Crowd-size limits and social distancing guidelines in place now discourage any gatherings with more than 50 people and even frown on smaller ones. As COVID-19 begins to spread through unknown community contacts, Gov. Roy Cooper and public health officials caution that things are likely to get worse before they get better.
So campuses are holding off on bringing students and their families to North Carolina to celebrate graduations.
“In accordance with the latest public health guidelines regarding travel and interpersonal contact, the University is postponing the doctoral hooding ceremony on May 9 and Commencement in Kenan Stadium on May 10,” the UNC-Chapel Hill commencement web page states. “Carolina will send a survey to all members of the Class of 2020 to ask their opinions about alternative dates and other options.”

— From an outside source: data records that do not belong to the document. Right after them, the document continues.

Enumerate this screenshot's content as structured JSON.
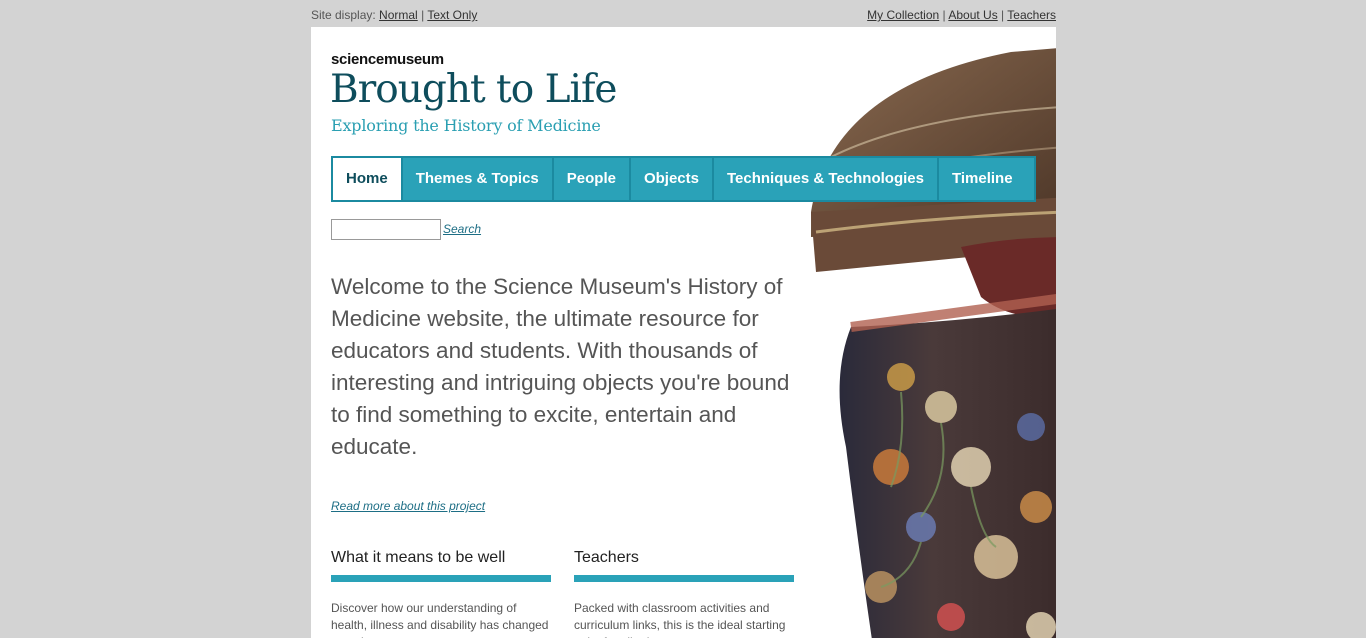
{
  "topbar": {
    "site_display_label": "Site display:",
    "normal_link": "Normal",
    "sep1": "|",
    "text_only_link": "Text Only",
    "my_collection": "My Collection",
    "sep2": "|",
    "about_us": "About Us",
    "sep3": "|",
    "teachers": "Teachers"
  },
  "brand": {
    "science_museum": "sciencemuseum",
    "title": "Brought to Life",
    "subtitle": "Exploring the History of Medicine"
  },
  "nav": {
    "items": [
      {
        "label": "Home"
      },
      {
        "label": "Themes & Topics"
      },
      {
        "label": "People"
      },
      {
        "label": "Objects"
      },
      {
        "label": "Techniques & Technologies"
      },
      {
        "label": "Timeline"
      }
    ]
  },
  "search": {
    "value": "",
    "link": "Search"
  },
  "main": {
    "welcome": "Welcome to the Science Museum's History of Medicine website, the ultimate resource for educators and students. With thousands of interesting and intriguing objects you're bound to find something to excite, entertain and educate.",
    "read_more": "Read more about this project"
  },
  "cards": [
    {
      "title": "What it means to be well",
      "desc": "Discover how our understanding of health, illness and disability has changed over time."
    },
    {
      "title": "Teachers",
      "desc": "Packed with classroom activities and curriculum links, this is the ideal starting point for all educators."
    }
  ],
  "colors": {
    "accent": "#2aa2b8",
    "brand_dark": "#0e4d5c",
    "link": "#1d6e85"
  },
  "icons": {
    "hero_image": "decorated-jar-image"
  }
}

Philip Dubois, the UNC-Charlotte chancellor, sent out a message to Niner Nation on Friday, too.
“Around the world and here in Niner Nation, the unprecedented disruption and increasing impact of this pandemic are unfolding at a precious time for our University — graduation, final examinations, and major events,” Dubois said in the statement. “At the same time, we know that our priority remains preserving and protecting the health and safety of our Niner family and continuing to support the ongoing education of our students.”
Check with the administration university at each of the other 15 UNC-system schools, to see what they have in the works.
Gyms, hair and nail salons, theaters shuttered in Charlotte
Mecklenburg County’s public health director ordered gyms, health clubs and theaters to close as the number of coronavirus cases inches up. “The main focus here is to protect our community and to continue to reduce the amount of people who are exposed to this virus,” health director Gibbie Harris told county commissioners Tuesday night.
The owner of three major Charlotte-area shopping centers, SouthPark mall, Concord Mills and Charlotte Premium Outlets, said they would voluntarily close through March 29.
Ohio and Minnesota announced closures of hair salons, nail salons and barbershops in executive orders. They follow states such as Washington, Kentucky and Nevada already putting a stop to businesses considered to be nonessential. In Mecklenburg County, hair salons are still allowed to operate as long as there are not more than 50 people there at the same time.
Coronavirus affecting cancer treatment at Atrium
Atrium Health is further tightening restrictions on visitors at Carolinas Medical Center, Levine Children’s Hospital and its 17 other Charlotte-area hospitals and care centers to prevent the spread of the novel coronavirus. Starting Thursday, only essential patient visitors will be allowed, including visitors to patients in intensive care or who are at the end of life.
The Levine Cancer Center is moving many consultations and visits to telemedicine, a step to protect vulnerable patients with compromised immune systems.